DfID unable to assess projects' value for money

The NAO report said DfID needs to do more to assess fraud and corruption.
The NAO report said DfID needs to do more to assess fraud and corruption.

By politics.co.uk staff

The Department for International Development cannot yet asses the "value for money" of many of the aid projects it funds, a report has said.
The report by the National Audit Office (NAO) found the department faced "significant financial and operational challenges" in the years ahead, as its aid budget is refocused.

"The department has improved its core financial management and has an ambitious programme underway to improve its focus on value for money," it said.

"It has put important building blocks in place; however its financial management is not yet mature.

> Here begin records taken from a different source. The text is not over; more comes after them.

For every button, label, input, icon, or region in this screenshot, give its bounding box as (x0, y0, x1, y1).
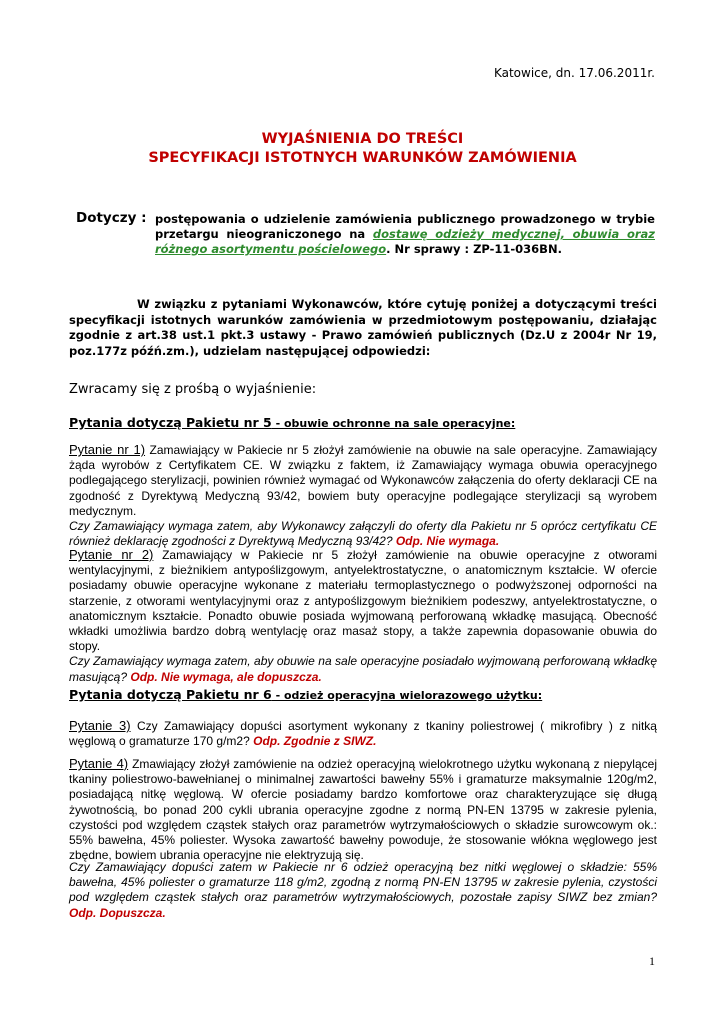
question-1-text: Zamawiający w Pakiecie nr 5 złożył zamówienie na obuwie na sale operacyjne. Zamawiający żąda wyrobów z Certyfikatem CE. W związku z faktem, iż Zamawiający wymaga obuwia operacyjnego podlegającego sterylizacji, powinien również wymagać od Wykonawców załączenia do oferty deklaracji CE na zgodność z Dyrektywą Medyczną 93/42, bowiem buty operacyjne podlegające sterylizacji są wyrobem medycznym. (69, 443, 657, 518)
subject-text-part1: postępowania o udzielenie zamówienia publicznego prowadzonego w trybie przetargu nieograniczonego na (155, 212, 655, 241)
title-line-2: SPECYFIKACJI ISTOTNYCH WARUNKÓW ZAMÓWIENIA (148, 150, 577, 166)
question-4-answer: Odp. Dopuszcza. (69, 905, 166, 920)
question-2-text: Zamawiający w Pakiecie nr 5 złożył zamówienie na obuwie operacyjne z otworami wentylacyjnymi, z bieżnikiem antypoślizgowym, antyelektrostatyczne, o anatomicznym kształcie. W ofercie posiadamy obuwie operacyjne wykonane z materiału termoplastycznego o podwyższonej odporności na starzenie, z otworami wentylacyjnymi oraz z antypoślizgowym bieżnikiem podeszwy, antyelektrostatyczne, o anatomicznym kształcie. Ponadto obuwie posiada wyjmowaną perforowaną wkładkę masującą. Obecność wkładki umożliwia bardzo dobrą wentylację oraz masaż stopy, a także zapewnia dopasowanie obuwia do stopy. (69, 548, 657, 654)
subject-label: Dotyczy : (76, 210, 147, 226)
section-6-subtitle: - odzież operacyjna wielorazowego użytku: (271, 689, 543, 702)
subject-text-part2: . Nr sprawy : ZP-11-036BN. (386, 242, 562, 256)
question-4-query: Czy Zamawiający dopuści zatem w Pakiecie nr 6 odzież operacyjną bez nitki węglowej o składzie: 55% bawełna, 45% poliester o gramaturze 118 g/m2, zgodną z normą PN-EN 13795 w zakresie pylenia, czystości pod względem cząstek stałych oraz parametrów wytrzymałościowych, pozostałe zapisy SIWZ bez zmian? (69, 860, 657, 905)
question-4-text: Zmawiający złożył zamówienie na odzież operacyjną wielokrotnego użytku wykonaną z niepylącej tkaniny poliestrowo-bawełnianej o minimalnej zawartości bawełny 55% i gramaturze maksymalnie 120g/m2, posiadającą nitkę węglową. W ofercie posiadamy bardzo komfortowe oraz charakteryzujące się długą żywotnością, bo ponad 200 cykli ubrania operacyjne zgodne z normą PN-EN 13795 w zakresie pylenia, czystości pod względem cząstek stałych oraz parametrów wytrzymałościowych o składzie surowcowym ok.: 55% bawełna, 45% poliester. Wysoka zawartość bawełny powoduje, że stosowanie włókna węglowego jest zbędne, bowiem ubrania operacyjne nie elektryzują się. (69, 757, 657, 863)
section-5-subtitle: - obuwie ochronne na sale operacyjne: (271, 417, 516, 430)
question-1-answer: Odp. Nie wymaga. (392, 534, 500, 549)
question-4 (69, 756, 657, 863)
question-4-query-block (69, 860, 657, 921)
intro-paragraph (69, 297, 657, 359)
question-4-label: Pytanie 4) (69, 756, 129, 771)
question-1-query: Czy Zamawiający wymaga zatem, aby Wykonawcy załączyli do oferty dla Pakietu nr 5 oprócz certyfikatu CE również deklarację zgodności z Dyrektywą Medyczną 93/42? (69, 519, 657, 549)
question-3 (69, 718, 657, 749)
question-2 (69, 547, 657, 685)
section-heading-pakiet-6 (69, 684, 542, 703)
document-title (0, 130, 725, 168)
page-number: 1 (649, 954, 655, 968)
question-2-query: Czy Zamawiający wymaga zatem, aby obuwie na sale operacyjne posiadało wyjmowaną perforowaną wkładkę masującą? (69, 654, 657, 684)
title-line-1: WYJAŚNIENIA DO TREŚCI (261, 131, 464, 147)
section-heading-pakiet-5 (69, 412, 515, 431)
question-1 (69, 442, 657, 549)
question-3-text: Czy Zamawiający dopuści asortyment wykonany z tkaniny poliestrowej ( mikrofibry ) z nitką węglową o gramaturze 170 g/m2? (69, 719, 657, 749)
section-5-title: Pytania dotyczą Pakietu nr 5 (69, 415, 272, 430)
question-2-answer: Odp. Nie wymaga, ale dopuszcza. (127, 669, 322, 684)
intro-text: W związku z pytaniami Wykonawców, które cytuję poniżej a dotyczącymi treści specyfikacji istotnych warunków zamówienia w przedmiotowym postępowaniu, działając zgodnie z art.38 ust.1 pkt.3 ustawy - Prawo zamówień publicznych (Dz.U z 2004r Nr 19, poz.177z późń.zm.), udzielam następującej odpowiedzi: (69, 297, 657, 358)
subject-highlight: dostawę odzieży medycznej, obuwia oraz różnego asortymentu pościelowego (155, 227, 655, 256)
question-3-answer: Odp. Zgodnie z SIWZ. (249, 734, 377, 749)
question-3-label: Pytanie 3) (69, 718, 131, 733)
request-line: Zwracamy się z prośbą o wyjaśnienie: (69, 382, 317, 397)
document-date: Katowice, dn. 17.06.2011r. (493, 66, 655, 80)
question-2-label: Pytanie nr 2) (69, 547, 154, 562)
section-6-title: Pytania dotyczą Pakietu nr 6 (69, 687, 272, 702)
question-1-label: Pytanie nr 1) (69, 442, 146, 457)
subject-text (155, 212, 655, 257)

"The department cannot yet assess important aspects of the value for money of the aid it has delivered, at an aggregated level."

The government recently announced a re-targeting of the UK overseas aid budget, which will see more money spent in conflict areas.

DfID's budget is accordingly set to increase by £3.3 billion over the next four years - but its administration budget will be cut by a third.

The NAO report said the re-targeting meant the department had to do more to combat corruption and fraud and use financial professionals to a greater extent, especially to provide better forecasting.

Amyas Morse, head of the National Audit Office, said the department's new aid targets would be "higher risk".

"The department knows its increase in funding, and new approach to aiding developing countries, brings challenges", he said.

"This report shows considerable progress is being made, but a better information environment is needed to deal with the heightened levels of assurance required in targeting future aid at higher risk locations."